Но с выходом поэмы “Эда” (начало 1826 г.), предлагавшей новое, отличное от пушкинского решение романтического характера и не понятой ни критикой, ни читателями, популярность Баратынского пошла на убыль. “Любовь камен с враждой Фортуны — Одно...” — напишет он много лет спустя. Ничто, однако, не поколебало его решимости “идти новою собственною дорогою”, то есть прежде всего, считал он, вырваться из-под всеобъемлющего (мировоззренческого, тематического, стилевого) влияния Пушкина, открыть свою тему и дать оригинальное поэтическое решение ее.

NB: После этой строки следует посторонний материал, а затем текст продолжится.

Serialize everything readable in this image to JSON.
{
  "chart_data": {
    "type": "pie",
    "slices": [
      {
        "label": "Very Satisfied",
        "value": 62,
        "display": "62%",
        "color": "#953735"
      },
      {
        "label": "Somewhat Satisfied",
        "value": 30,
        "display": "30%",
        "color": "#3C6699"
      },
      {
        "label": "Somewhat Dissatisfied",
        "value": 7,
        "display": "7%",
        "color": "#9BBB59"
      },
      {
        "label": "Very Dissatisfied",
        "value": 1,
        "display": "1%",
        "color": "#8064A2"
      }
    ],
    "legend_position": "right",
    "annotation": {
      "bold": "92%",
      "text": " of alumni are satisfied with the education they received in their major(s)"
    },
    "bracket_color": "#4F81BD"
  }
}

Русская поэзия 20-30-х годов прошлого века искала синтеза гражданственности и лирической силы, социальной значимости и свободы самовыражения творящей личности. “Любомудры” выдвинули программу “поэзии мысли”. Баратынский же, по видимости не участвуя в этих поисках, тоже решал значимые задачи создания русской философской лирики. Он по-своему ответил на упреки Веневитинова, что “у нас чувство некоторым образом освобождает от обязанности мыслить и, прельщая легкостью безотчетного наслаждения, отвлекает от высокой цели усовершенствования”.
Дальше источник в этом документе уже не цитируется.